深い森を歩く磁石、広大な海を航海する海図に

本書は最初に芙蓉書房から出され、その後、中公文庫版が出されているが、うまくつながらない箇所があったりして、どちらも完全版ではないことを伺わせるつくりになっている。沢木は中央公論社の旧知の編集者に連絡をとり、中公文庫版を担当した編集者につないでもらう。既に定年退職していたその(女性)編集者は、驚くべきことを沢木に告げた。「原本は私の家にあります」と。

本作の出発点となる材料がようやく出そろったのだ。最初の生原稿、最初の出版物である芙蓉書房版、その欠落部分を完全ではないが補ったかたちの中公文庫版、そして生前の西川の生声を(沢木が録音)した50時間に及ぶインタビューテープ、である。

『天路の旅人』の執筆ははようやく動き始めた。沢木はこう書いている。〈私は、この『天路の旅人』が、『秘境西域八年の潜行』という深い森を歩くための磁石のような、あるいは広大な海を航海するための海図になってくれれば、と願いつつ書き進めていたような気もする〉

ここまで、本書の内容よりも、その成り立ちに多くの紙幅を使ってしまった。
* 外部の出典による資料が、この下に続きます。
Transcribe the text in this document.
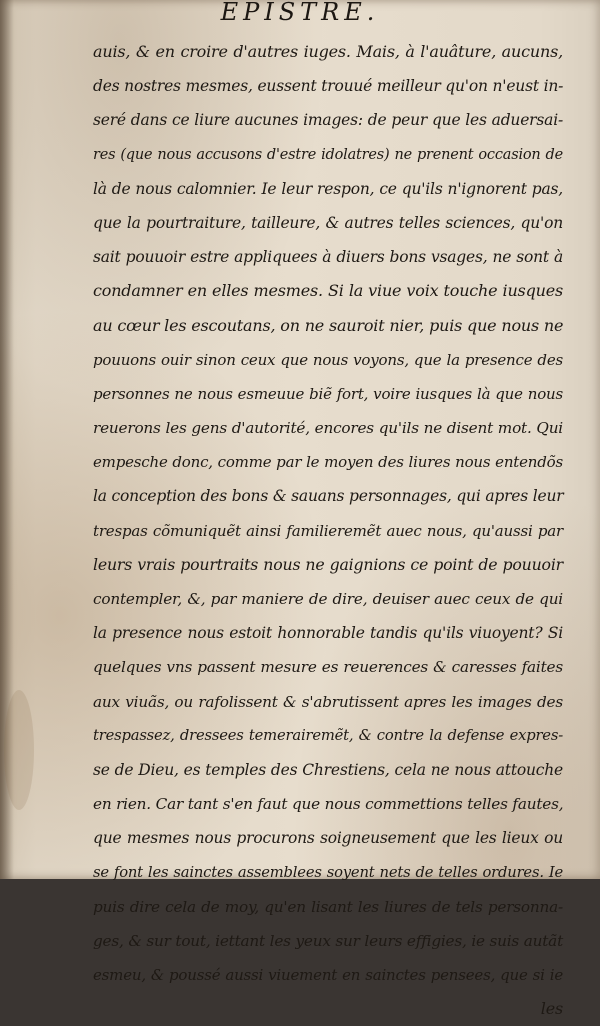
EPISTRE.
auis, & en croire d'autres iuges. Mais, à l'auâture, aucuns,
des nostres mesmes, eussent trouué meilleur qu'on n'eust in-
seré dans ce liure aucunes images: de peur que les aduersai-
res (que nous accusons d'estre idolatres) ne prenent occasion de
là de nous calomnier. Ie leur respon, ce qu'ils n'ignorent pas,
que la pourtraiture, tailleure, & autres telles sciences, qu'on
sait pouuoir estre appliquees à diuers bons vsages, ne sont à
condamner en elles mesmes. Si la viue voix touche iusques
au cœur les escoutans, on ne sauroit nier, puis que nous ne
pouuons ouir sinon ceux que nous voyons, que la presence des
personnes ne nous esmeuue biẽ fort, voire iusques là que nous
reuerons les gens d'autorité, encores qu'ils ne disent mot. Qui
empesche donc, comme par le moyen des liures nous entendõs
la conception des bons & sauans personnages, qui apres leur
trespas cõmuniquẽt ainsi familieremẽt auec nous, qu'aussi par
leurs vrais pourtraits nous ne gaignions ce point de pouuoir
contempler, &, par maniere de dire, deuiser auec ceux de qui
la presence nous estoit honnorable tandis qu'ils viuoyent? Si
quelques vns passent mesure es reuerences & caresses faites
aux viuãs, ou rafolissent & s'abrutissent apres les images des
trespassez, dressees temerairemẽt, & contre la defense expres-
se de Dieu, es temples des Chrestiens, cela ne nous attouche
en rien. Car tant s'en faut que nous commettions telles fautes,
que mesmes nous procurons soigneusement que les lieux ou
se font les sainctes assemblees soyent nets de telles ordures. Ie
puis dire cela de moy, qu'en lisant les liures de tels personna-
ges, & sur tout, iettant les yeux sur leurs effigies, ie suis autãt
esmeu, & poussé aussi viuement en sainctes pensees, que si ie
les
内容以前に、その成り立ちがとても興味深いからだ。「本は本から生まれる」とよく言われるが、「本は、本と人から生まれる」というのほうが正しいかもしれない。

ではその八年の旅―ほとんどが徒歩か、ヤクなどの動物にまたがった移動によるもの。時には命を失いそうなハードな経験もあったーを経て彼はどう変わったのか。

八年間の心境変化

潜行生活の発端となった、満州にあった民間教育機関、興亜義塾に入る際、数少ない身の回りの用品のほかに、『吉田松陰全集』全十二巻を持ち込んだというから、その時点における彼の抱いていた思想が想像できる。
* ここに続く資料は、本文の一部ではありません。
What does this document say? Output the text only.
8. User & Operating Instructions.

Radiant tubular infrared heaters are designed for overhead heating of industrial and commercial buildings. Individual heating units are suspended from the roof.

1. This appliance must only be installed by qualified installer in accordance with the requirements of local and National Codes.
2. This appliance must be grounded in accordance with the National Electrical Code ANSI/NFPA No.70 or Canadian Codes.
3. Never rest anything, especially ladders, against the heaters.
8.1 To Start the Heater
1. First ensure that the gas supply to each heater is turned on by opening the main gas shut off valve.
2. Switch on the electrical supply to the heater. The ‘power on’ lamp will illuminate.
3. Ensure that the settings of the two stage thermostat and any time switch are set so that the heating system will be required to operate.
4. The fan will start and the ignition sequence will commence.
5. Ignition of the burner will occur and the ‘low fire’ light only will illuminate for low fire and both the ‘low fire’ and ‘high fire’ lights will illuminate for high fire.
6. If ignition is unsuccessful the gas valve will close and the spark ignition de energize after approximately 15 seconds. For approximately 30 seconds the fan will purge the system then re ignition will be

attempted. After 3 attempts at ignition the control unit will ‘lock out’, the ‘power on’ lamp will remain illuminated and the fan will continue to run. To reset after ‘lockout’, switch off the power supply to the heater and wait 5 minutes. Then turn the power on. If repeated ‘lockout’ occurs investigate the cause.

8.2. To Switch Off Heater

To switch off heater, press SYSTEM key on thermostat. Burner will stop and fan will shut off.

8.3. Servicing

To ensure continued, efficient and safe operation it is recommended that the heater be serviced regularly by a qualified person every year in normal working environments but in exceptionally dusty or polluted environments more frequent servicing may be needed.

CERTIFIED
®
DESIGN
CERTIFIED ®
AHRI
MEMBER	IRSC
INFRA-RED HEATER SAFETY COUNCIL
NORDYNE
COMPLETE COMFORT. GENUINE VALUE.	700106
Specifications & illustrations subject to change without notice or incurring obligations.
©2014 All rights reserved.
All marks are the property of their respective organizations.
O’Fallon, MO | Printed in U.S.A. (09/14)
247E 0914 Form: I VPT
当時の彼は、このたびの大戦が日本にとっての聖戦であることを信じてやまない愛国心溢れる20代の若者だった。漢人(中国人)により、痛めつけられている蒙古族、チベット族、ウイグル族を糾合させ、中国の奥地に新しい秩序を見出すための活動が、自分の仕事なのだと思っていた。

それから八年が経って潜行生活があっけなく終わりを告げ、インドから日本へ強制帰国される船上で、西川はこんな感慨にふけっていた。
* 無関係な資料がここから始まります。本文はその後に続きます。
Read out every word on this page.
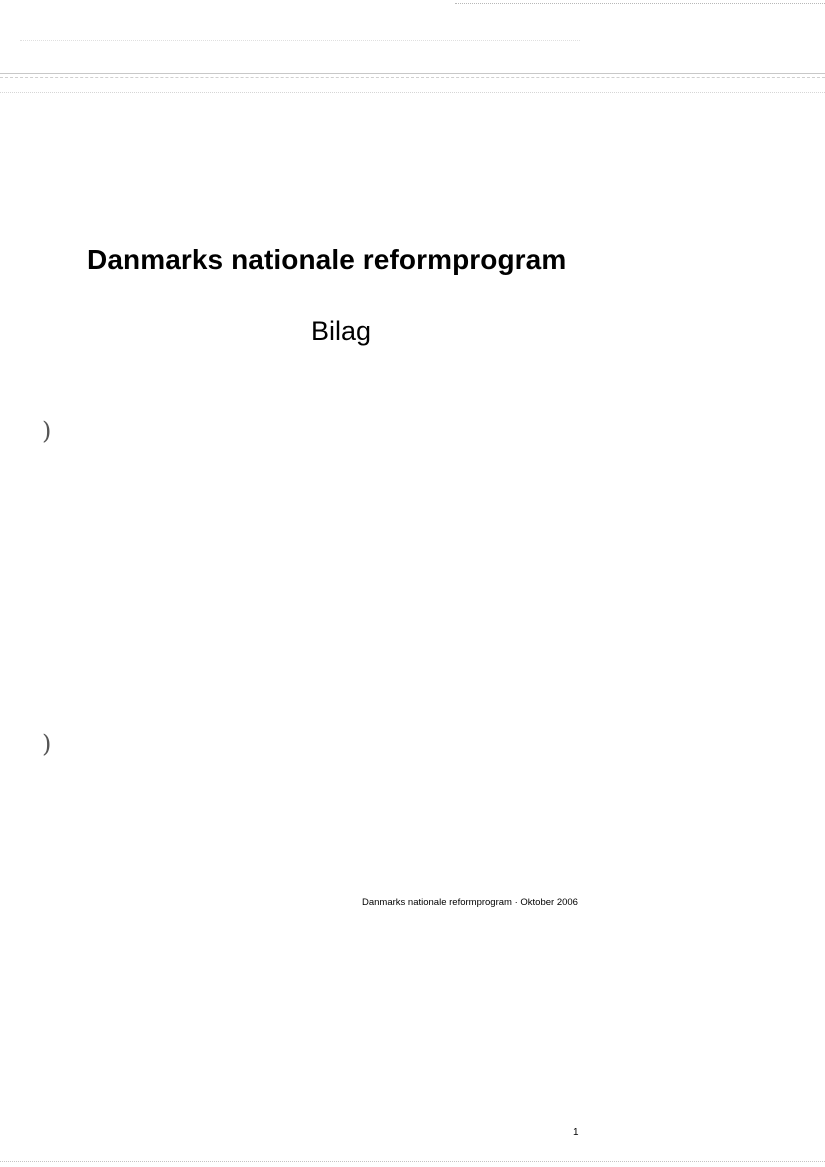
)
)
Danmarks nationale reformprogram
Bilag

Danmarks nationale reformprogram · Oktober 2006

1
〈この戦争で、日本軍は、その土地その土地の人々の感情や習慣を無視して、どれだけの失敗を犯したことだろう。それは、多くは無知によるものだった。何も学ばず、知ろうともせず、ただ闇雲に異国に侵攻していってしまった。日本は、戦争をする前に、自分や木村のような者たちを、あらゆる国に送り出しておくべきだったのだ。あるいは、実際に送り出されていたのかもしれない。だが、その人たちは、自分たちのように、地を這うようには人々のあいだを歩くことをしていなかったのだろう。同じ言葉を話し、同じ物を食べ、同じ苦しみを味わったりはしなかったのだ……〉

愛国青年をしてここまでその心境を変わらせたものは何だったのか。その答えを知りたければ、ぜひ本書を手に取ってほしい。